Brief:
- Food Network is expanding the conversational abilities of its Facebook Messenger chatbot by learning from past interactions with viewers, AdExchanger reported. The cooking channel last month added a "Meal Match" feature that presents personalized dinner ideas after users engage the bot in a conversation.
- Liesel Kipp, senior vice president of product and design at Food Network owner Scripps Networks, said the goal for the chatbot, which first launched in November 2016, is to make interactions with users more conversational and less transactional. The bot provides daily food tips and entertaining content beyond simple recipe ideas and now has a "surprise me" button for users looking for inspiration but unsure of where to get started.
- The chatbot's audience grew when Facebook's M virtual assistant began suggesting users add Food Network to conversations about cooking and let users add the channel to conversations themselves.
Insight:
As Food Network demonstrates, marketers need to continually develop a chatbot's functionality by adding features and learning from past interactions with users to expand its vocabulary and capabilities. Facebook is among the tech companies that are working to improve the sophistication of chatbot conversations and make them more seamless with other features, such as handing off a chat to a live human being when appropriate.

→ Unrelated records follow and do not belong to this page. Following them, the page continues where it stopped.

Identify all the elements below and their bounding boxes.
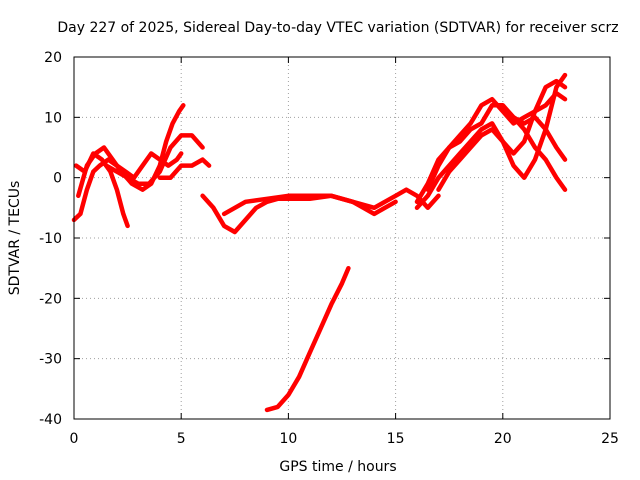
x-axis-label: GPS time / hours	[279, 459, 396, 475]
y-tick-label: -10	[39, 231, 62, 247]
y-tick-label: -30	[39, 352, 62, 368]
series-line-arc-7	[221, 187, 441, 217]
x-tick-label: 10	[279, 431, 297, 447]
series-line-arc-6	[200, 193, 398, 235]
series-line-arc-13	[511, 115, 568, 192]
x-tick-label: 0	[70, 431, 79, 447]
y-tick-label: 20	[44, 50, 62, 66]
y-tick-label: 10	[44, 110, 62, 126]
series-line-arc-11	[414, 72, 568, 211]
y-tick-label: -20	[39, 291, 62, 307]
x-tick-label: 20	[494, 431, 512, 447]
series-line-arc-5	[157, 157, 212, 180]
grid-layer	[74, 57, 610, 419]
x-tick-label: 5	[177, 431, 186, 447]
y-axis-label: SDTVAR / TECUs	[7, 181, 23, 296]
series-line-arc-10	[425, 90, 568, 192]
x-tick-label: 25	[601, 431, 619, 447]
series-line-arc-12	[436, 78, 568, 192]
y-tick-label: -40	[39, 412, 62, 428]
series-line-arc-4	[103, 133, 205, 186]
series-layer	[71, 72, 568, 413]
series-line-arc-8	[264, 265, 351, 413]
series-line-arc-9	[414, 103, 527, 205]
x-tick-label: 15	[387, 431, 405, 447]
chart-title: Day 227 of 2025, Sidereal Day-to-day VTE…	[57, 20, 618, 36]
y-tick-label: 0	[53, 171, 62, 187]
series-line-arc-3	[76, 103, 186, 199]
series-line-arc-14	[521, 115, 568, 162]
tick-layer: 0 5 10 15 20 25 20 10 0 -10 -20 -30 -40	[39, 50, 619, 447]
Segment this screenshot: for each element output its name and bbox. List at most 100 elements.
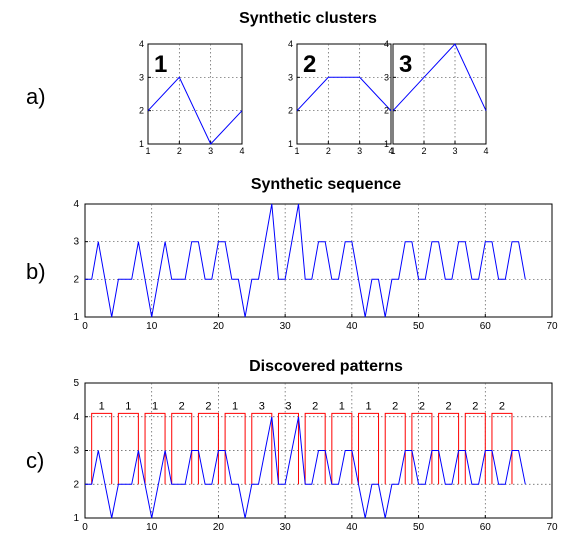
cluster-3-tick-label-x: 2	[421, 146, 426, 156]
cluster-3-tick-label-y: 3	[384, 72, 389, 82]
cluster-3-tick-label-x: 4	[483, 146, 488, 156]
sequence-tick-label-y: 3	[73, 237, 79, 248]
patterns-tick-label-x: 40	[346, 522, 358, 533]
sequence-plot-area	[84, 203, 553, 318]
sequence-tick-label-y: 1	[73, 312, 79, 323]
cluster-1-tick-label-y: 3	[139, 72, 144, 82]
pattern-label: 1	[99, 400, 105, 412]
sequence-tick-label-x: 0	[82, 321, 88, 332]
cluster-1-tick-label-y: 4	[139, 39, 144, 49]
cluster-2-tick-label-y: 2	[288, 106, 293, 116]
pattern-label: 2	[472, 400, 478, 412]
pattern-segment	[277, 412, 299, 485]
sequence-tick-label-y: 4	[73, 199, 79, 210]
pattern-label: 2	[392, 400, 398, 412]
cluster-2-tick-label-x: 3	[357, 146, 362, 156]
patterns-tick-label-x: 50	[413, 522, 425, 533]
pattern-segment	[224, 412, 246, 485]
patterns-tick-label-y: 5	[73, 378, 79, 389]
pattern-segment	[464, 412, 486, 485]
panel-label-a: a)	[26, 84, 46, 109]
patterns-tick-label-y: 3	[73, 446, 79, 457]
cluster-2-tick-label-x: 4	[388, 146, 393, 156]
pattern-label: 1	[365, 400, 371, 412]
sequence-tick-label-y: 2	[73, 274, 79, 285]
patterns-tick-label-x: 30	[280, 522, 292, 533]
pattern-label: 2	[499, 400, 505, 412]
patterns-tick-label-x: 70	[546, 522, 558, 533]
pattern-label: 1	[152, 400, 158, 412]
pattern-label: 1	[339, 400, 345, 412]
sequence-line	[85, 203, 526, 318]
pattern-label: 1	[232, 400, 238, 412]
cluster-3-label: 3	[399, 51, 412, 78]
title-synthetic-sequence: Synthetic sequence	[251, 176, 401, 193]
pattern-segment	[411, 412, 433, 485]
pattern-label: 1	[125, 400, 131, 412]
pattern-segment	[304, 412, 326, 485]
pattern-label: 3	[259, 400, 265, 412]
patterns-tick-label-x: 20	[213, 522, 225, 533]
pattern-segment	[384, 412, 406, 485]
cluster-1-tick-label-x: 3	[208, 146, 213, 156]
pattern-segment	[491, 412, 513, 485]
sequence-tick-label-x: 70	[546, 321, 558, 332]
cluster-2-label: 2	[303, 51, 316, 78]
pattern-segment	[358, 412, 380, 485]
patterns-tick-label-x: 60	[480, 522, 492, 533]
cluster-3-tick-label-x: 1	[390, 146, 395, 156]
sequence-tick-label-x: 30	[280, 321, 292, 332]
pattern-label: 2	[179, 400, 185, 412]
cluster-3-tick-label-y: 2	[384, 106, 389, 116]
panel-label-c: c)	[26, 448, 44, 473]
title-synthetic-clusters: Synthetic clusters	[239, 10, 377, 27]
patterns-sequence-line	[85, 416, 526, 519]
pattern-label: 2	[205, 400, 211, 412]
pattern-segment	[251, 412, 273, 485]
cluster-1-tick-label-y: 1	[139, 139, 144, 149]
cluster-1-tick-label-x: 2	[177, 146, 182, 156]
cluster-1-tick-label-y: 2	[139, 106, 144, 116]
patterns-tick-label-y: 4	[73, 412, 79, 423]
title-discovered-patterns: Discovered patterns	[249, 358, 403, 375]
pattern-segment	[117, 412, 139, 485]
sequence-tick-label-x: 10	[146, 321, 158, 332]
cluster-1-label: 1	[154, 51, 167, 78]
pattern-segment	[171, 412, 193, 485]
cluster-2-line	[296, 76, 392, 112]
cluster-3-tick-label-y: 1	[384, 139, 389, 149]
cluster-2-tick-label-y: 3	[288, 72, 293, 82]
cluster-1-tick-label-x: 1	[145, 146, 150, 156]
cluster-2-tick-label-x: 2	[326, 146, 331, 156]
patterns-tick-label-y: 1	[73, 513, 79, 524]
patterns-tick-label-x: 10	[146, 522, 158, 533]
cluster-2-tick-label-x: 1	[294, 146, 299, 156]
pattern-label: 2	[446, 400, 452, 412]
pattern-label: 2	[312, 400, 318, 412]
sequence-axes: 0 10 20 30 40 50 60 70 1 2 3 4	[73, 199, 558, 332]
sequence-tick-label-x: 40	[346, 321, 358, 332]
pattern-label: 2	[419, 400, 425, 412]
pattern-segment	[144, 412, 166, 485]
patterns-tick-label-x: 0	[82, 522, 88, 533]
pattern-segment	[197, 412, 219, 485]
cluster-3-tick-label-x: 3	[452, 146, 457, 156]
pattern-segment	[331, 412, 353, 485]
sequence-tick-label-x: 60	[480, 321, 492, 332]
pattern-segment	[91, 412, 113, 485]
cluster-2-tick-label-y: 4	[288, 39, 293, 49]
patterns-tick-label-y: 2	[73, 479, 79, 490]
sequence-tick-label-x: 20	[213, 321, 225, 332]
panel-label-b: b)	[26, 259, 46, 284]
sequence-tick-label-x: 50	[413, 321, 425, 332]
cluster-2-tick-label-y: 1	[288, 139, 293, 149]
cluster-3-line	[392, 43, 487, 112]
cluster-1-tick-label-x: 4	[239, 146, 244, 156]
cluster-1-line	[147, 76, 243, 145]
cluster-3-tick-label-y: 4	[384, 39, 389, 49]
pattern-segment	[438, 412, 460, 485]
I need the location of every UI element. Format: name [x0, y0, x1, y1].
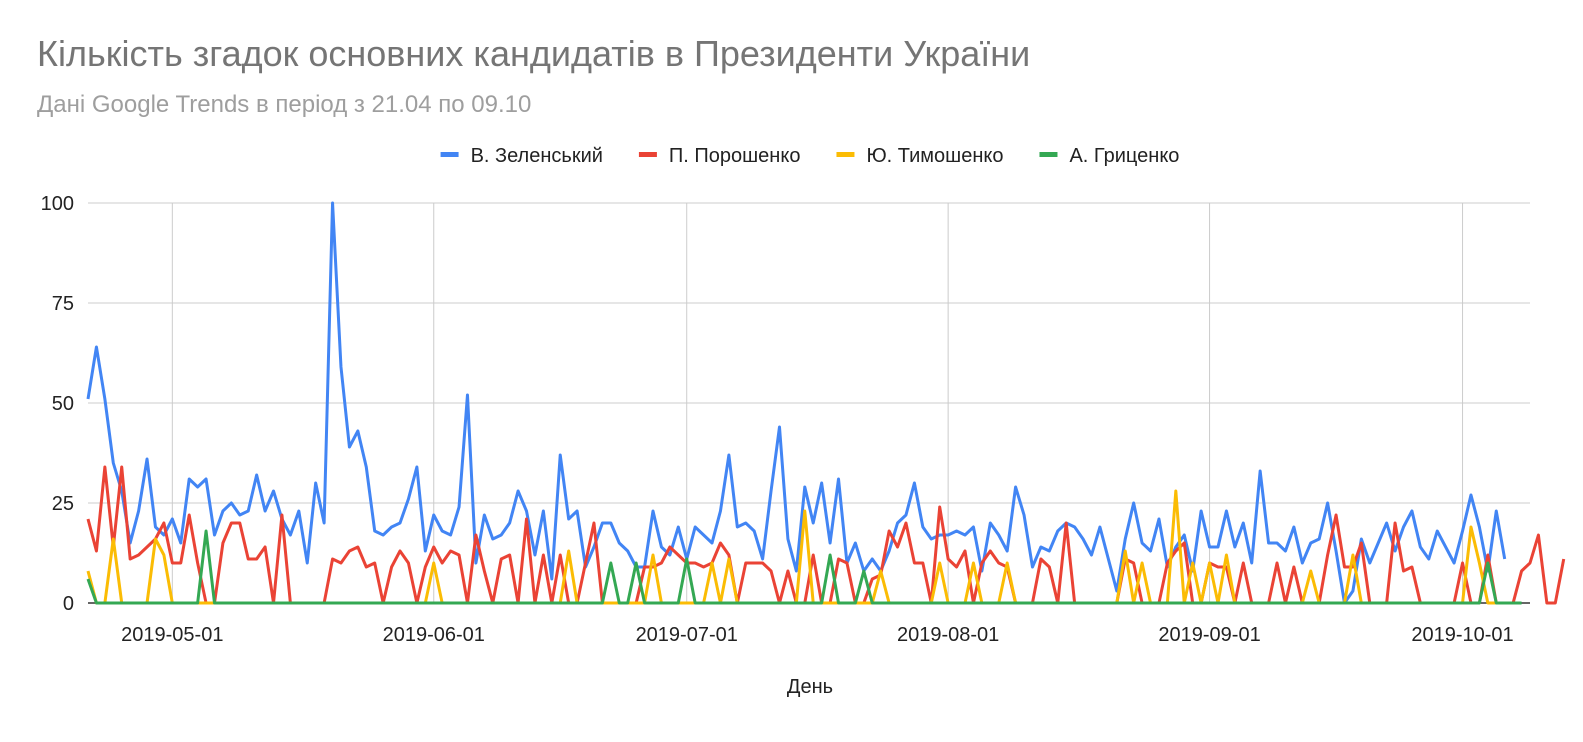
legend-swatch — [638, 152, 657, 157]
x-tick-label: 2019-10-01 — [1411, 624, 1513, 646]
x-tick-label: 2019-08-01 — [897, 624, 999, 646]
chart-subtitle: Дані Google Trends в період з 21.04 по 0… — [37, 91, 532, 118]
x-tick-label: 2019-07-01 — [636, 624, 738, 646]
y-tick-label: 50 — [52, 393, 74, 415]
x-tick-label: 2019-06-01 — [383, 624, 485, 646]
series-lines — [86, 201, 1566, 605]
x-axis-label: День — [787, 676, 833, 698]
y-tick-label: 75 — [52, 293, 74, 315]
y-tick-label: 25 — [52, 493, 74, 515]
legend-item-3[interactable]: Ю. Тимошенко — [836, 145, 1003, 167]
legend-item-2[interactable]: П. Порошенко — [638, 145, 801, 167]
series-line-4 — [86, 529, 1522, 605]
legend-label: В. Зеленський — [471, 145, 603, 167]
x-tick-label: 2019-09-01 — [1158, 624, 1260, 646]
y-tick-label: 0 — [63, 593, 74, 615]
legend-item-1[interactable]: В. Зеленський — [440, 145, 603, 167]
legend-item-4[interactable]: А. Гриценко — [1039, 145, 1179, 167]
legend[interactable]: В. Зеленський П. Порошенко Ю. Тимошенко А. … — [440, 145, 1180, 167]
legend-label: П. Порошенко — [669, 145, 801, 167]
legend-swatch — [1039, 152, 1058, 157]
chart-title: Кількість згадок основних кандидатів в П… — [37, 33, 1031, 74]
y-tick-label: 100 — [41, 193, 74, 215]
legend-swatch — [836, 152, 855, 157]
x-axis: 2019-05-01 2019-06-01 2019-07-01 2019-08-01… — [121, 624, 1514, 646]
legend-swatch — [440, 152, 459, 157]
legend-label: А. Гриценко — [1069, 145, 1179, 167]
x-tick-label: 2019-05-01 — [121, 624, 223, 646]
series-line-1 — [86, 201, 1507, 605]
y-axis: 0 25 50 75 100 — [41, 193, 74, 615]
legend-label: Ю. Тимошенко — [866, 145, 1003, 167]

While chatbots have been criticized for clunky interactions, they have recently shown improvement, according to a September study by Dashbot, a bot analytics platform. The company found that two-thirds of chatbots responded appropriately with a greeting, introduction or welcome message, compared with only 60% a year earlier.
Unfortunately, one-third of bots couldn’t handle popular conversation starters like “hi” or “hello.” Those bots responded with unrelated, error or “I don’t know” messages or failed to react at all, Dashbot found. Brand marketers need to test out chatbots to ensure that they can politely handle basic conversations or provide links to additional resources when consumers engage with a bot for customer support.
The updated chatbot is the latest effort in Food Network's push toward integrating emerging technology into the brand's mobile capabilities. In June, it launched a visual skill for Amazon's Echo Show for consumers to search instructive cooking videos and recipes on the visual- and voice-based device while following along hands-free.